Pour être mesurés, mes propos n'en étaient pas moins
fermes. La fluoration de l'eau potable est l'une des plus belles erreurs
scientifico-médicales du siècle dernier; elle est exemplaire pour
comprendre comment des idées fausses s'installent, se propagent et se
perpétuent. Les personnes qui désirent lire un résumé du processus peuvent
consulter mon livre Chimie générale et organique (Décarie éditeur, pages
159 à 161).
En 1988, j'étais contre la fluoration de l'eau potable
pour au moins trois raisons. La première est que le fluorure est nocif
pour les insuffisants rénaux, les diabétiques et les personnes dont au
moins une enzyme de la glycolyse est moins performante que la normale. Une
ville qui fluorerait l'eau aurait donc à installer des adoucisseurs d'eau
chez toutes ces personnes; elle devrait aussi avertir les gens de passage
que l'eau est fluorée.
La deuxième raison, et non la moindre, est
que le fluorure n'est pas la substance qui protège contre la carie; comme
je l'ai mentionné, ce sont des ions, présents à l'état de trace et non
dosés en 1936 faute de moyens techniques.
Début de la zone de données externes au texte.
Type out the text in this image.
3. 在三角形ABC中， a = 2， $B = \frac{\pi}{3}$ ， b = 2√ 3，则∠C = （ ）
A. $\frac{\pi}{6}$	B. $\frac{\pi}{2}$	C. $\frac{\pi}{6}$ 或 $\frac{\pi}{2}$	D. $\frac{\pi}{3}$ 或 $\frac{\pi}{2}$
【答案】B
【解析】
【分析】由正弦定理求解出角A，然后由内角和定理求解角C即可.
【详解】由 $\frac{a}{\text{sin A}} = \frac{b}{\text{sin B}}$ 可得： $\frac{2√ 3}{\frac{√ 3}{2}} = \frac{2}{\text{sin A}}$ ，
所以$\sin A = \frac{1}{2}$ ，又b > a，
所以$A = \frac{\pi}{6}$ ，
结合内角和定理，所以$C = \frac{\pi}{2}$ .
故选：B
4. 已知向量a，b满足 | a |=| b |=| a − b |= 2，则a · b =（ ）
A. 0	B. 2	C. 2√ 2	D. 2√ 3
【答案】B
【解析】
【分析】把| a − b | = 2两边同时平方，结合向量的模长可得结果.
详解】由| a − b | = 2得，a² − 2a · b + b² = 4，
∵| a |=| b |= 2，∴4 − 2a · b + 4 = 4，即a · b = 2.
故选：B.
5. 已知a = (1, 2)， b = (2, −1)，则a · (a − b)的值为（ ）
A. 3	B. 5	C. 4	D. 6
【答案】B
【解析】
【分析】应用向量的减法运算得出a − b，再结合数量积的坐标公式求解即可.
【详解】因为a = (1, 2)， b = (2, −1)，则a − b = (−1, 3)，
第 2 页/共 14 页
La troisième raison est qu'un
excès de fluorure abîme les dents, rend les os plus durs mais cassants et
perturbe les grandes voies métaboliques et la biosynthèse du tissu
conjonctif.
On ne s'improvise pas scientifique
Si je me permettais en 1988 d'être aussi affirmative,
c'est parce que je ne m'étais pas contentée de lire les livres publiés par
l'OMS sur la question, qui sont des résumés de résumés de résumés, chaque
rédacteur ayant retenu ce qui lui semblait bon, en fonction de son
jugement et de son opinion. Je suis remontée aux sources; j'ai lu et
analysé les articles scientifiques originaux, les critiques et
éventuellement les critiques de critiques.
J'ai commencé ce travail de moine avec l'opinion commune
voulant que le fluorure protégeait les dents; il m'apparaissait simplement
dangereux de donner du fluorure à chacun et en tout temps, en l'ajoutant à
l'eau. À la fin de ma recherche bibliographique, je pouvais affirmer que
le fluorure peut au mieux tuer les bactéries de la bouche quand il est
appliqué localement et qu'en ajouter à l'eau potable est une ineptie.
[...]
Je donne ici quelques exemples de ce que j'ai découvert
comme oublis, erreurs et autres fautes en faisant ma recherche.
-
Deux villes du Japon avaient fluoré leur eau. Le taux de caries est devenu
plus élevé dans la ville dont l'eau était fluorée que dans l'autre. Cette
donnée scientifique n'est jamais rapportée dans les livres publiés sous
l'égide de l'OMS ni dans les autres rapports prônant la fluoration.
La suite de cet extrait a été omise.